How long will my recovery take?

There are different recovery times for various peels, depending upon your peel's type and strength. You may experience some temporary skin tightening and visible redness after your chemical peel. Any skin peeling tends to be light and manageable using a good moisturizer. Mild to moderate peels usually only involve three to five days of skin peeling.

How should you care for your skin after my chemical peel treatment?

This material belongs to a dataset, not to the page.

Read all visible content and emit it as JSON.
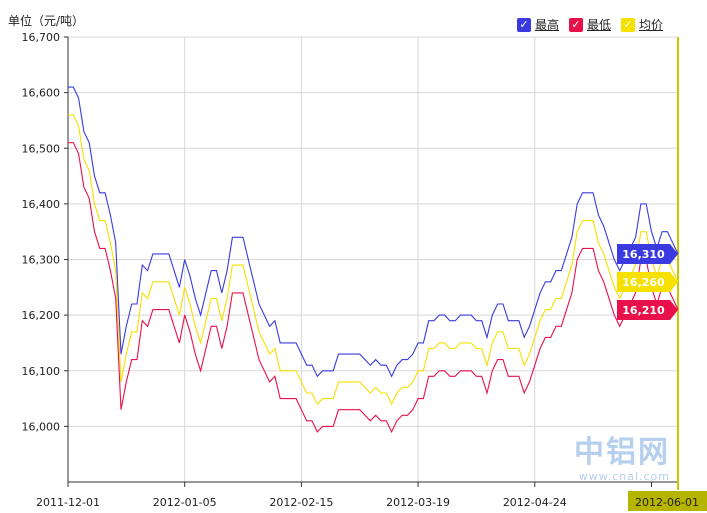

If you want the best results from your chemical peel, be sure to follow our aftercare instructions carefully. It is essential to be very gentle with your skin following a chemical peel treatment, as some of your skin's outer protective layer will have been removed. Be sure to use a good moisturizer, gentle cleanser, and sunscreen to ensure that you heal more quickly. Avoid prolonged sun exposure while your skin is peeling and recovering. Do not pick at your skin or hasten the skin peeling process. Allow it to occur naturally to avoid any adverse events.
In line with babying your skin after a peel, you should avoid exfoliating using acids or enzymes. Although these products are great for regular use, they should not be used immediately after a chemical peel. You need to allow your skin to shed naturally in its own time, not yours. Products like acids and enzymes will only irritate your vulnerable skin, possibly burning or even scarring it. Give it a few weeks and follow our instructions carefully to ensure that your skin heals properly and completely.
You should also avoid the use of retinol or prescription retinoids after your peel. Although these products are certainly effective at stimulating cell turnover, your peel is already causing this effect. After your skin has healed completely, you may want to use these, but not quite yet.